The Cotton Terraces (so called because the capital required was given by a London property tycoon, Jack Cotton) resulted from the re-development of the area surrounding Decimus Burton's 1830s Giraffe House (which was renovated internally), and the terracing of the canal banks below.
The area was in urgent need of attention, since the equid accommodation to the west of the Giraffe House had been destroyed by a bomb in World War II. (Miraculously, no animals were killed, although a Grevy's Zebra stallion escaped, and had to be pursued into Camden Town by a keeper and the then Secretary, Julian Huxley, the latter in his pyjamas. A series of paintings of that escapade exists somewhere (is it at the Tate Gallery?)).
Housing was created for camels and llamas to the East of the Giraffe House, and for wild cattle and equids to the West. The canal bank paddocks were allocated to various deer and antelope.
The Giraffe House itself had two wings added, which it was hoped would in due course hold Okapi and Bongo, both very rare animals in zoos in the early 1960s. Neither were actually obtained until the late 1970s/early 1980s.
This entailed the loss of Hippopotami, which as someone born in 1963 I can never remember at London. The venerable London Lion House came down with the aim of providing a suitable space for their return in 1976, which has not materialised.
The area was in urgent need of attention, since the equid accommodation to the west of the Giraffe House had been destroyed by a bomb in World War II. (Miraculously, no animals were killed, although a Grevy's Zebra stallion escaped, and had to be pursued into Camden Town by a keeper and the then Secretary, Julian Huxley, the latter in his pyjamas.
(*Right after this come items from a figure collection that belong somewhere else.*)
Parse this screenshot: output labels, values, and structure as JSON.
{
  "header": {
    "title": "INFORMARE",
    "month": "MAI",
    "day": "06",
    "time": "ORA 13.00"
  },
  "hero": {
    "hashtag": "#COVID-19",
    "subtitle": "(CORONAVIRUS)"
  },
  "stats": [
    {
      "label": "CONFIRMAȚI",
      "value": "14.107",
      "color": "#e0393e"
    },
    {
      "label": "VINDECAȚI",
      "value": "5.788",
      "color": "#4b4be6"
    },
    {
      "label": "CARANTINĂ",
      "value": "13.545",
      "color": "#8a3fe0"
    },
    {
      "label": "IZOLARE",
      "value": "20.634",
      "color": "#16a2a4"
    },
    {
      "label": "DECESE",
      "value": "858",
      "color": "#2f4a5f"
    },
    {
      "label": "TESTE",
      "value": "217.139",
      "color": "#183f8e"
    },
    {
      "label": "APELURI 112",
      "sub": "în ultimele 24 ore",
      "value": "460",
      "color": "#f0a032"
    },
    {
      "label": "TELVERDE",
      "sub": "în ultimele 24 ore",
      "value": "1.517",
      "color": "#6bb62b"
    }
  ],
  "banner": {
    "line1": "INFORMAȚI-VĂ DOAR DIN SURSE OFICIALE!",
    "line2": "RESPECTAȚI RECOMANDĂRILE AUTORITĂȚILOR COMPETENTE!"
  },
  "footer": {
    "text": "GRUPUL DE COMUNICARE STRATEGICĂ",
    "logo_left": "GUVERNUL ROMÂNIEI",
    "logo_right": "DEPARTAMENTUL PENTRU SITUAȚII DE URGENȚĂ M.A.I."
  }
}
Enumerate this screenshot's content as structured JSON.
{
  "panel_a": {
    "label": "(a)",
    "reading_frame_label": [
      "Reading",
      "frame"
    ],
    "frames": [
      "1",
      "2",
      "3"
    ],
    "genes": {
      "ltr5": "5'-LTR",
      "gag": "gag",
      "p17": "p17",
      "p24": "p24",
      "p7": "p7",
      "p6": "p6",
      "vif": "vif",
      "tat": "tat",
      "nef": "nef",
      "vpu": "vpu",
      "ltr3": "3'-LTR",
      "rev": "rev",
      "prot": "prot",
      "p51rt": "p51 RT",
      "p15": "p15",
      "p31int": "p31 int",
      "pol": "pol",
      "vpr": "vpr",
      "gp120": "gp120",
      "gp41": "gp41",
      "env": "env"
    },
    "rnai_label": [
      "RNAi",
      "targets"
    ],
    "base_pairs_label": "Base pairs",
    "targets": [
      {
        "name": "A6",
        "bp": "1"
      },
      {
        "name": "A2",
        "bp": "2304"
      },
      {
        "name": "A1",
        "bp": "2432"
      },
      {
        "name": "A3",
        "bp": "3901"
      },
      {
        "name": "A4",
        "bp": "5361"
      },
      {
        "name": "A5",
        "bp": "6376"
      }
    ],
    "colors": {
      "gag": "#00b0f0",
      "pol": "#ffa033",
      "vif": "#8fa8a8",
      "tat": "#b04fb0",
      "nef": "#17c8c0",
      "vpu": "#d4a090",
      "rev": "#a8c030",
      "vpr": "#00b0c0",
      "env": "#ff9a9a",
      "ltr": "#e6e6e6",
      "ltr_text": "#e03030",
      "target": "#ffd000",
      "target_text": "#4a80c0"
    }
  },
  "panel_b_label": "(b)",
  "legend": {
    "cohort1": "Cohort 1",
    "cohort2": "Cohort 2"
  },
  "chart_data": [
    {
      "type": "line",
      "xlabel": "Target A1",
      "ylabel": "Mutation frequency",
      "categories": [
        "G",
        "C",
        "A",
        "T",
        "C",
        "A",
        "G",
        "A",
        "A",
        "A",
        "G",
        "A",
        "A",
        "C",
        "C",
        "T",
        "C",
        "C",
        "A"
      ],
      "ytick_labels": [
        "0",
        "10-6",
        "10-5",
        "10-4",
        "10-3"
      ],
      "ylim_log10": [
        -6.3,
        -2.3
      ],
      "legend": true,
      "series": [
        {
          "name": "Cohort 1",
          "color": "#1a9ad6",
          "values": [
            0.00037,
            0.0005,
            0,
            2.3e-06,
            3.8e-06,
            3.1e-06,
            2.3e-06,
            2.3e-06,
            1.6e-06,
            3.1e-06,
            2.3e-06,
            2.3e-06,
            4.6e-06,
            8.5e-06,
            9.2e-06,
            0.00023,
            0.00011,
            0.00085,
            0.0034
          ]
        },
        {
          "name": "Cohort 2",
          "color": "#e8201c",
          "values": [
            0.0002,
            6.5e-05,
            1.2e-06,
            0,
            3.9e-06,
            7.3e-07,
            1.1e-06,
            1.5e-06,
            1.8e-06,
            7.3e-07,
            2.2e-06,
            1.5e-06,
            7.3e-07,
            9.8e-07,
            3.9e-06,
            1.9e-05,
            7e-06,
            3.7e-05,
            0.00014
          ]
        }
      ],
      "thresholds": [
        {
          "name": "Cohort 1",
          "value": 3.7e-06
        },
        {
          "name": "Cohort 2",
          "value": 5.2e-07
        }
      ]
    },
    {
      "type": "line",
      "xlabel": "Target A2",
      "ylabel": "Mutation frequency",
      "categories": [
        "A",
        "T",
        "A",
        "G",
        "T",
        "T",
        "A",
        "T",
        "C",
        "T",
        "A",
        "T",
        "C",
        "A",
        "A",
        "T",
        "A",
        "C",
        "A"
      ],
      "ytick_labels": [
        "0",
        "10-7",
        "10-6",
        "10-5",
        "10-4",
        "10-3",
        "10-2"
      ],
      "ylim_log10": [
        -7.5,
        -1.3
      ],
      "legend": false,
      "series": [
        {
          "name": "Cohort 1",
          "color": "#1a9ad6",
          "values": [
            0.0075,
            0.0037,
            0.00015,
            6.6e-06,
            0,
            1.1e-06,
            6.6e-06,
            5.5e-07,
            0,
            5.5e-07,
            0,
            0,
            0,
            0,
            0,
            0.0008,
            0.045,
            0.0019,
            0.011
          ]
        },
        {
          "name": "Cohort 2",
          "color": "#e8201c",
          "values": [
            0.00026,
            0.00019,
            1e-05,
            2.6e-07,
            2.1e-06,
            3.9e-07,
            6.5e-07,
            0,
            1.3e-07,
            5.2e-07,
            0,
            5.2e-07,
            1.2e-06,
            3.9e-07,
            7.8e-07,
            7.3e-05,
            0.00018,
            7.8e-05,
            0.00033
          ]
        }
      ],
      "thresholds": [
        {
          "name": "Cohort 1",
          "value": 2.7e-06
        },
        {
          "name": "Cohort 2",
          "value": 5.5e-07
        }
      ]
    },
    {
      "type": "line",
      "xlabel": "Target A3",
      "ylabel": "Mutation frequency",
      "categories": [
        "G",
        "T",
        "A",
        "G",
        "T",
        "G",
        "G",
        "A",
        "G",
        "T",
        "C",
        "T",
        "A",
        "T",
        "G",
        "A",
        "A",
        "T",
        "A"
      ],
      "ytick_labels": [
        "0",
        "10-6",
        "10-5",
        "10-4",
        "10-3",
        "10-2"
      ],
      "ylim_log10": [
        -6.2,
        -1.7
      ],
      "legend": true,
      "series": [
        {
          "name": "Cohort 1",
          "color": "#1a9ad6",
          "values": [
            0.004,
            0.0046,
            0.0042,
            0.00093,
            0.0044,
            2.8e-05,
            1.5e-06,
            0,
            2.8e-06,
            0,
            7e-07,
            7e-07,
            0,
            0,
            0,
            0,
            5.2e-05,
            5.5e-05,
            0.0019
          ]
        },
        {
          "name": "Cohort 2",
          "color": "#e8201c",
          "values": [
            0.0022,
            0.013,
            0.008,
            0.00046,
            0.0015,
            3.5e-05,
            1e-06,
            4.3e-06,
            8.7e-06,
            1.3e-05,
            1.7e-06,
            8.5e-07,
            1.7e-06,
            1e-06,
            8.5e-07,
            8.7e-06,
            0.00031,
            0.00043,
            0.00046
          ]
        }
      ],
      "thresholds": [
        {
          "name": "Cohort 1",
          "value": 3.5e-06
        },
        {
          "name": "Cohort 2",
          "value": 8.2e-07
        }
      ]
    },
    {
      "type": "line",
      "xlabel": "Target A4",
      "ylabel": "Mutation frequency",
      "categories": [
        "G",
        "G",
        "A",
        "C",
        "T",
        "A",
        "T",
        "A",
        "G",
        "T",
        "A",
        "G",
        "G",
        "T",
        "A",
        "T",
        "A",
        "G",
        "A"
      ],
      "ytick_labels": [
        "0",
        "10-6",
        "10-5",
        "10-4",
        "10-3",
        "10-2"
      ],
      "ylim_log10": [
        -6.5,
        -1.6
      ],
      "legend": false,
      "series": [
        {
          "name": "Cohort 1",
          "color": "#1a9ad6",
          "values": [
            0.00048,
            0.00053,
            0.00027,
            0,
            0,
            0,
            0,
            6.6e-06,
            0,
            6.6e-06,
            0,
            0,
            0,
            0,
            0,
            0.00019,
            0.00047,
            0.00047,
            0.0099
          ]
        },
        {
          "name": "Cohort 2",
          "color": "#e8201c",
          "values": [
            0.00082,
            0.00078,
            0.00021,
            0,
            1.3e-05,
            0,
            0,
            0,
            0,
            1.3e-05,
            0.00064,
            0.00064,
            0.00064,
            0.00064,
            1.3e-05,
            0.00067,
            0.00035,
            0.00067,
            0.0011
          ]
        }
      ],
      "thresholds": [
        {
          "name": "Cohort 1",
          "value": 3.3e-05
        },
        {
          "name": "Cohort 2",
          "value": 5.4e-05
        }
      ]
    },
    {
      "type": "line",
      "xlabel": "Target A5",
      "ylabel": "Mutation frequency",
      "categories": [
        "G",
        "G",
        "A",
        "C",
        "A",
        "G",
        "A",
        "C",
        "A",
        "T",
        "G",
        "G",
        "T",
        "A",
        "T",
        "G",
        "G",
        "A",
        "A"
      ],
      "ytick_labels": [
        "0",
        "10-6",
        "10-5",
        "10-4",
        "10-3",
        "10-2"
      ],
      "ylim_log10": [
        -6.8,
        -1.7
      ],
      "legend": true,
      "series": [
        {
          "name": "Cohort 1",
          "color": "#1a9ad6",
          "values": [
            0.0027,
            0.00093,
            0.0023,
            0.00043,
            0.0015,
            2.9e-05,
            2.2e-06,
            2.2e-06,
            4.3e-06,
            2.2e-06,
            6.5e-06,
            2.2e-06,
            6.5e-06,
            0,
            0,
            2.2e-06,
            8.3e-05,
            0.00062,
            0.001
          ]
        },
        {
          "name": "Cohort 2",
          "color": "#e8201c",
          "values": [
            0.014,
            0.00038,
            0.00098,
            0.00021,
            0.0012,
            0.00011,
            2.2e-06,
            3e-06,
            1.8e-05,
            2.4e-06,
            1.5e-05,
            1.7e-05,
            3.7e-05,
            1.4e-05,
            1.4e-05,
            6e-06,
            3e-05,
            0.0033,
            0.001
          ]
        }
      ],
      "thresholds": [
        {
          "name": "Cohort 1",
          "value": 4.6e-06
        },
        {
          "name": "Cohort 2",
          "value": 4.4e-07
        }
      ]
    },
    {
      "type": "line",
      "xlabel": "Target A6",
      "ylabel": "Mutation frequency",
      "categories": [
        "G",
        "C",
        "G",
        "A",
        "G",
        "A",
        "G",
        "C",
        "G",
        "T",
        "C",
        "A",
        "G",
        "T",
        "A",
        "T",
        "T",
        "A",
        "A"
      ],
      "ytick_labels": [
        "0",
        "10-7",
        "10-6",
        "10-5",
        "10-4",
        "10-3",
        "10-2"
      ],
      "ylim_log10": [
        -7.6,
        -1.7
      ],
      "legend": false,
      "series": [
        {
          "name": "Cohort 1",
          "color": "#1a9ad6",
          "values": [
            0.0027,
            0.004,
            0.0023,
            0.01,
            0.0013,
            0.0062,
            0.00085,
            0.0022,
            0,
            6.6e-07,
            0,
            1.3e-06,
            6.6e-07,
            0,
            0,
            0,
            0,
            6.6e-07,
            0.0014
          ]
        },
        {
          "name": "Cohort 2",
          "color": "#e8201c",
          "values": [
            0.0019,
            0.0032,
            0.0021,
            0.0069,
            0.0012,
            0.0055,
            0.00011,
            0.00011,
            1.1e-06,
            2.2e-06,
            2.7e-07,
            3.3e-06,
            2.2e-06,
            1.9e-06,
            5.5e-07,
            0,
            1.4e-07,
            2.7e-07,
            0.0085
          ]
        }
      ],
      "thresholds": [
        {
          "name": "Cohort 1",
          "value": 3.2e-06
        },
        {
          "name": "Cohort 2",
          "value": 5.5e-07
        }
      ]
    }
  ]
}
A series of paintings of that escapade exists somewhere (is it at the Tate Gallery?)).
The paintings of the escaped Grevy's zebra - by Carel Weight - are (or at least were) in the Manchester Art Gallery; they have also been displayed at the Imperial War Museum.
This entailed the loss of Hippopotami, which as someone born in 1963 I can never remember at London. The venerable London Lion House came down with the aim of providing a suitable space for their return in 1976, which has not materialised.
At the risk of turning a discussion about historical fact into one about contemporary opinions on London Zoo, it is a fact that at no time in the Zoo's history until 1976 did that large central area sit there with no exhibits in place.
For many years after 1976 - when the money simply wasn't there - it was used as a track for Llama amd pony traps. Even in the aborted 1993 masterplan it was envisaged that the area would be used as an extension to the Elephant paddock, a plan made impossible by the pony and donkey paddock when the Ambika Paul Children's Zoo was opened.
Miraculously, no animals were killed, although a Grevy's Zebra stallion escaped, and had to be pursued into Camden Town by a keeper and the then Secretary, Julian Huxley, the latter in his pyjamas.